Wealth Strategies

Cambridge Associates Warms To Bonds As Yields Rise

Tom Burroughes Group Editor 5 September 2022

Cambridge Associates Warms To Bonds As Yields Rise

We talk to an investment firm which uses an "endowment fund" mindset to running assets on behalf of clients such as family offices.

Cambridge Associates, the global investment firm working with clients including family offices, says that it is adding exposure to US government bonds as their yields have risen to more attractive levels.

For years, government bond markets, such as US Treasuries, had their yields squeezed by more than a decade of ultra-low official interest rates. Asset allocators wondered whether government bonds could play a useful role as ballast in portfolios to offset difficult times for equities. This also explains why there’s been such a shift to private market investing over the past decade.

However, since the US Federal Reserve started to hike rates to curb the highest inflation for four decades, bond prices, which move in opposite direction to their yields, have fallen. 

“As rates have gone up this year, we have begun to add back some duration as US government bonds have become more attractive with the 10 year yield at 3 per cent,” Chris Ivey, head of European private clients, told this news service in a recent call. (Duration is a measure of the sensitivity of the price of a bond or other debt instrument to a change in interest rates. Duration is not the same as a bond’s term or time to maturity.) 

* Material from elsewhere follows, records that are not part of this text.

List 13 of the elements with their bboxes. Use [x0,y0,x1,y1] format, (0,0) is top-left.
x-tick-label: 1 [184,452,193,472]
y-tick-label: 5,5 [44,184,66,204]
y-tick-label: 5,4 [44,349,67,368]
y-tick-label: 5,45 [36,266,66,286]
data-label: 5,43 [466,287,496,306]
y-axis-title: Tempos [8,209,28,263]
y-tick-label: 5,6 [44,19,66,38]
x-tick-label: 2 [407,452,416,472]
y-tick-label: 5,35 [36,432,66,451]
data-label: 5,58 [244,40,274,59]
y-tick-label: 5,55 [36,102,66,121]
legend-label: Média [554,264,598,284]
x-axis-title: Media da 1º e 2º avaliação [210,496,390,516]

“Portfolios typically have an allocation to cash and high-quality fixed income. In recent years, with fixed income looking unattractive, we have preferred cash. Each portfolio is different but holdings of 5 to 10 per cent are typical,” Ivey continued. 

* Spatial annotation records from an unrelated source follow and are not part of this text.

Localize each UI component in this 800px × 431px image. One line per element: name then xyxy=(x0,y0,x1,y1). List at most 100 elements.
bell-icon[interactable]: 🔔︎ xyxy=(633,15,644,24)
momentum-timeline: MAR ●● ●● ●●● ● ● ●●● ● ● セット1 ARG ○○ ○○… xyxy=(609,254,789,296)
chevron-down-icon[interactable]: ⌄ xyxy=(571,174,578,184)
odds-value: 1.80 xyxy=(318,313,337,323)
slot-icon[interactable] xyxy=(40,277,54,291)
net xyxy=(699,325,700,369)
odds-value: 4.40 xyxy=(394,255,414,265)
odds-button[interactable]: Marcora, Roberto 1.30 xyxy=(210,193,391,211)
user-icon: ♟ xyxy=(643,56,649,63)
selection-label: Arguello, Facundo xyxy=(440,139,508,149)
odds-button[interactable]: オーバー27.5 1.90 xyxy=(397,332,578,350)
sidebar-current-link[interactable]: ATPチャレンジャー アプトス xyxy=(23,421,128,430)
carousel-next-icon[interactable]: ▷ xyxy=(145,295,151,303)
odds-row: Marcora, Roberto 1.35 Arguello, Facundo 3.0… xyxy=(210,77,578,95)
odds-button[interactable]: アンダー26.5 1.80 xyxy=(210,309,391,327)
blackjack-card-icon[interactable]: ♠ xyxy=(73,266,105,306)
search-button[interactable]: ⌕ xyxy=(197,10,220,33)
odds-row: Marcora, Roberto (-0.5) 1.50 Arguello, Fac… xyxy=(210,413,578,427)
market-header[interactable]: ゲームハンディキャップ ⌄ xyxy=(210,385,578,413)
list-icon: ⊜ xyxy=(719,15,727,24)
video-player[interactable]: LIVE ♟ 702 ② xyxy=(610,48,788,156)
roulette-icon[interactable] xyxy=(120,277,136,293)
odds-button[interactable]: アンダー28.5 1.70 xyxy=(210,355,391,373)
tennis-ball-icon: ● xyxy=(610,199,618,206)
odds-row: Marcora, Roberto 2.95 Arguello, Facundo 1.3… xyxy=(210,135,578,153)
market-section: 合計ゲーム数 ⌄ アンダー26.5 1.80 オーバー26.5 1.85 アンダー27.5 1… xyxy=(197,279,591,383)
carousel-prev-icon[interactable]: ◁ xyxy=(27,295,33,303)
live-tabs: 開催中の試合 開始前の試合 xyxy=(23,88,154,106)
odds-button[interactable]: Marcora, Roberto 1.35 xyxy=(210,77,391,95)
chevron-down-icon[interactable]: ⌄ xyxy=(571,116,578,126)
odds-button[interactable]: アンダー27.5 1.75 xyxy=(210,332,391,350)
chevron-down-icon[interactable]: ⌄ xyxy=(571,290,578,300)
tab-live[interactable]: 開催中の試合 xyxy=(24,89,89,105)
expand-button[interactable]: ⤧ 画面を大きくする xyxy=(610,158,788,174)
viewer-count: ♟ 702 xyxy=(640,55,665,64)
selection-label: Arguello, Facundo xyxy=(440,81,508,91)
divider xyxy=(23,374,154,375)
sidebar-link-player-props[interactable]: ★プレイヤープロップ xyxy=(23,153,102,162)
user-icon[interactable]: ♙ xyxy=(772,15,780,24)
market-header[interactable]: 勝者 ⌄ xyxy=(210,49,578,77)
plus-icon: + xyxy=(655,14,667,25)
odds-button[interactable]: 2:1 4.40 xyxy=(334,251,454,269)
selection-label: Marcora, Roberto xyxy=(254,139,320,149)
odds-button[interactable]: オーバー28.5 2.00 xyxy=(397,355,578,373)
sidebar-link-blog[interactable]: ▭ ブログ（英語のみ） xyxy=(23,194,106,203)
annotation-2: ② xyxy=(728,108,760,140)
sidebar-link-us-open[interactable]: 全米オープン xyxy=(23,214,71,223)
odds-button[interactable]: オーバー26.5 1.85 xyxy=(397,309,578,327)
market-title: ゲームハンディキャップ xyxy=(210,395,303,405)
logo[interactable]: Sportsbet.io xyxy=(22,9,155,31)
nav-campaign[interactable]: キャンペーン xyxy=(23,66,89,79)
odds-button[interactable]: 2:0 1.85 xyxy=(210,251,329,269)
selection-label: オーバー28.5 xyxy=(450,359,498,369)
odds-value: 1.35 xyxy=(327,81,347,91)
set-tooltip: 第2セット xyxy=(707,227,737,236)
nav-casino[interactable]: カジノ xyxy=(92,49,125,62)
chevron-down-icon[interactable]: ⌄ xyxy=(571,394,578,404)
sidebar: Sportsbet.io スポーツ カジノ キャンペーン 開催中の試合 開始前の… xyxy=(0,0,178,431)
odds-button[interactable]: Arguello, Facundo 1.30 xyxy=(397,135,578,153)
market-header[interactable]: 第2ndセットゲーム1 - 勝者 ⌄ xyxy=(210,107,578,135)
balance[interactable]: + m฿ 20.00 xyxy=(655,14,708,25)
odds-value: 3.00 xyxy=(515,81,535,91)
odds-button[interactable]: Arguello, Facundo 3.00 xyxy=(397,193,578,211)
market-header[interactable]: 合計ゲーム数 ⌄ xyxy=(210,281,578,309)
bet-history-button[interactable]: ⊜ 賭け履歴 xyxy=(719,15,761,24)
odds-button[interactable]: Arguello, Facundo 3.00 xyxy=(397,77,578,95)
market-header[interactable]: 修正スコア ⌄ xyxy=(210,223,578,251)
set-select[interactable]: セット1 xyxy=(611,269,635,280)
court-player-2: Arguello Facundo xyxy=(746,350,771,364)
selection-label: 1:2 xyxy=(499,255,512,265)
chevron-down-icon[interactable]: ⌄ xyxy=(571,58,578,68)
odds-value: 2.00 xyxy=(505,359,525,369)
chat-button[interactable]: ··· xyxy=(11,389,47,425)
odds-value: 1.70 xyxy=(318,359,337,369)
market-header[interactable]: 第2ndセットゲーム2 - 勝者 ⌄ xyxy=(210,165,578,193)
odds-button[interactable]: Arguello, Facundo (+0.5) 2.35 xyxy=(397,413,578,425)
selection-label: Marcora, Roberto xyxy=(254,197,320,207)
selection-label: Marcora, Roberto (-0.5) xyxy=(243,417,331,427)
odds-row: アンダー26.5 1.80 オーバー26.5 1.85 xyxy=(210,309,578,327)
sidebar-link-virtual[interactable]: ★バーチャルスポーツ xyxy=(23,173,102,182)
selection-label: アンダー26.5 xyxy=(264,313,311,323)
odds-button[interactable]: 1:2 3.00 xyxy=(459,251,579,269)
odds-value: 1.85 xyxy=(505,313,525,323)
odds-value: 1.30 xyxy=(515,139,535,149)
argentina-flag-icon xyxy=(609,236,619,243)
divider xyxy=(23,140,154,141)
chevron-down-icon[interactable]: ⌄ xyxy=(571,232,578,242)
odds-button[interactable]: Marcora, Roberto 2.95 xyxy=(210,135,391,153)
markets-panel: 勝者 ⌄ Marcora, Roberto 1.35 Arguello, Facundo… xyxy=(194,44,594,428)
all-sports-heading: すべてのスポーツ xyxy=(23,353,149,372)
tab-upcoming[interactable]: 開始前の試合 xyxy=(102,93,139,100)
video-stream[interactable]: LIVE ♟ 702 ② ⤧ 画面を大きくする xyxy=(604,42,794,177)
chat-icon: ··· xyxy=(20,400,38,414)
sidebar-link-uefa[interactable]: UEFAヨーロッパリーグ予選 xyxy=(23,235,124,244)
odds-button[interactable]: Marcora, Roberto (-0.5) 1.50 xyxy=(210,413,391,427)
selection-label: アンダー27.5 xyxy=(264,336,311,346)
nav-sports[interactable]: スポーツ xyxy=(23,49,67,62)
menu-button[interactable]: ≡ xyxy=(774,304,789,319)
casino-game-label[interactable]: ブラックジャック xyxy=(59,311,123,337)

“It has been an awful first half of the year in the markets with a 60/40 mix of global equities and bonds down 16 per cent in US [dollar] terms. The picture is somewhat better if you are in sterling or [are a] euro-denominated investor,” he said. 

For all the pain in markets and the volatility, it is reassuring how calm Cambridge Associates’ clients have been, he said. 

“We have long-term clients who have been through similar situations before and through that they have learnt the importance of sticking to their strategy. Calm has been evident in investment committee meetings where [the] focus has been on rebalancing and seeking opportunities,” Ivey continued. 

The Cambridge Associates approach is to build endowment-style diversified portfolios, he said. “An endowment style portfolio has a high allocation to equities/growth assets which is needed to generate a high real return. The growth assets also typically include a significant allocation to private equity and venture capital. The portfolio is well diversified and includes allocations to diversifying strategies and hedges against inflation and deflation.”

The firm has beat the drum for some time about the merits of private market investment, as seen in this report on returns here. 

Creating portfolios that can withstand stormy weather is clearly a big priority. Inflation is top of mind for many clients, not surprisingly with rates so high. “To hedge against inflation, CA uses a basket of asset classes with inflation-hedging properties including: gold, commodities, real estate, infrastructure and index-linked bonds,” Ivey said. 

“Absolute return hedge funds have done well, such as macro funds, CTAs and others. We have taken some profits on hedge funds,” Ivey continued. 

Exposure to private markets
Ivey picked up on a theme that has become commonplace in wealth management – the shift to private markets. 

“Our clients want to build private equity allocations. These allocations have been creeping up over time. Overall, family offices’ allocations can approach 30 per cent, and our top performing clients over the long term have allocations [of] around 40 per cent,” Ivey said.

Family offices tend to be willing to embrace more risk in their private allocations. They are more willing to include small and emerging managers than large institutional investors who tend to focus more on the large-cap spaces, he said. 

“We try to identify new and emerging managers quickly, and early. Managers, for their part, are interested in adding family offices as LPs – particularly those where there may be some strategic benefit, for example, through the family’s network in a particular industry or geography,” he said.

Areas of interest for investors include “disruptive tech.” Cambridge Associates prefers to access this via seed capital and early-stage firms where valuations remain more reasonable, and in real assets strategies based on decarbonisation and the smart cities of tomorrow. 

What sort of risks weigh on CA’s mind?
We build diversified all-weather portfolios, so the risks we worry about tend to be more related to the portfolio than the macro environment. Of course, regulation in China, inflation and a recession are things we need to be aware of but if we have the right asset allocation we should do well over the long term,” he said.

“Hence the risks we pay attention to are more around liquidity, manager concentration, exposure to a particular style, sector or geography etc. The way that China banned forms of private education, for example, shows that investors with China exposures must be diversified. There are limits being imposed on the ability of Chinese firms to list in the US,” Ivey said.